There were also some other new (or at least, new to me) artists making a strong showing as well. Chief amongst them was Herb Reith. His series of acrylics featured interactions of a collection of small space-suited beings with common place objects or concepts. In one the huddled explorers appeared to be being smote by the hand of some angry elemental god. In the one below it, they were gathered in what appeared to be a small unit, looking like attendees to an inerstellar family picnic, cast against a sea of urban camouflage.
If you’d asked me this afternoon if I thought there was any artistic value left in the caricature, I’d have told you, “absolutely not.” Post Hirschfeld, the idea of doing highly stylized drawings of famous people usually comes off as the basest of commercialism. Artists making a living off their work is one thing (and a thing I fully support), but flatly pandering to the tourist dollar by filling your gallery with half assed marker drawings of celebrities is something else entirely.
That would have been my answer this afternoon.
Tonight, I can tell you that the fine art caricature is alive and well at the L Ross gallery on Sanderline. Mike Caplanis’ show “The Pen is Mightier” was a joy to behold. Each watercolor and pen portrait built the character of its subject from the ground up. Caplanis seemed not so concerned with capturing the recognizable physicality of his subjects, but more in conveying the spirit which made the person worth knowing in the first place.
It is the nature of the celebrity portrait that they trade on the repertoire or mystique of the portrayed. Not necessarily so with Caplanis. Further, it would be easy to dismiss the work as simply superbly crafted, and though it was, it also functioned on another level entirely. Caplanis made his subjects properly Mythological. He carried forward each iconic figure allowing it to signify for his viewer something at once more abstract and yet more immediate than any straight rendering of their legend could possibly do.

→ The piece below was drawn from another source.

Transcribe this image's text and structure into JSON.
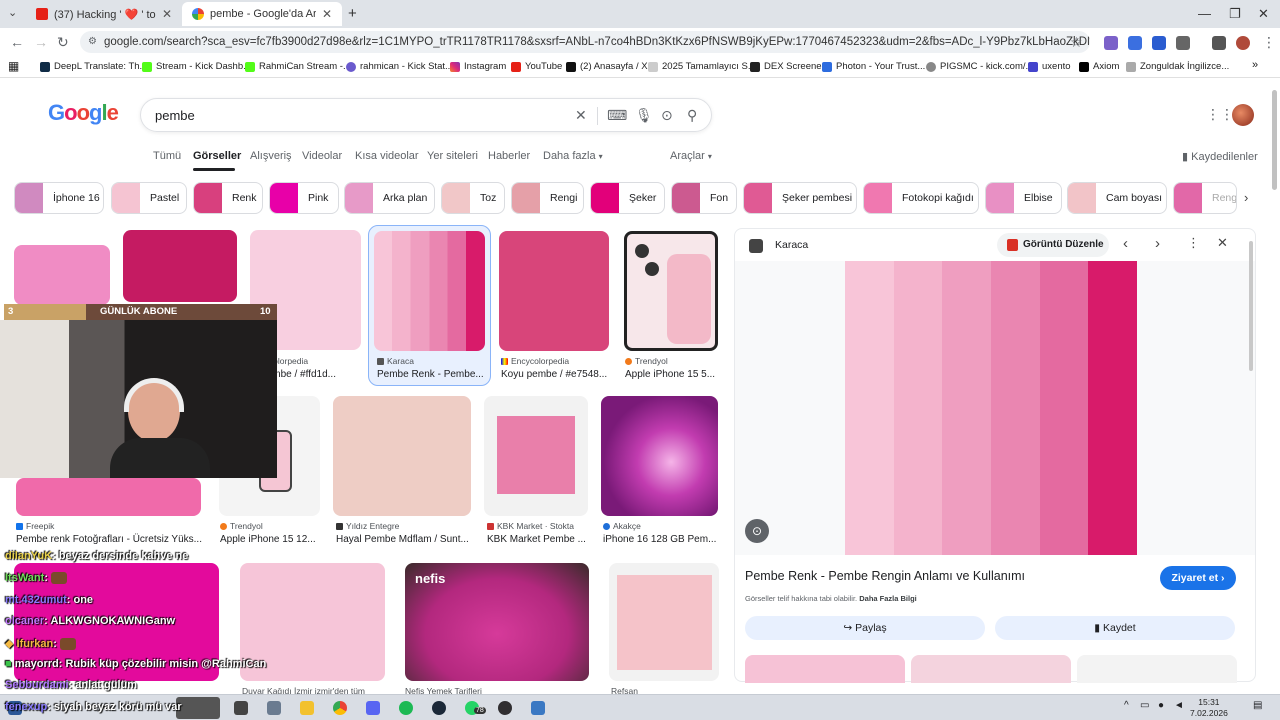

His Mark Twain was the very definition of rapscallion. His Johnny Cash was taken back from his status as icon and made once again subversive (pompadour and all). Perhaps the most expressive of the some 40 works on display was the very mischievous if slightly disheveled looking Mary Cassatt, whose half lit grin peaked out from under an unruly mane of dirty blonde hair which seemed locked in a strange type of combat with her equally unruly fur coat.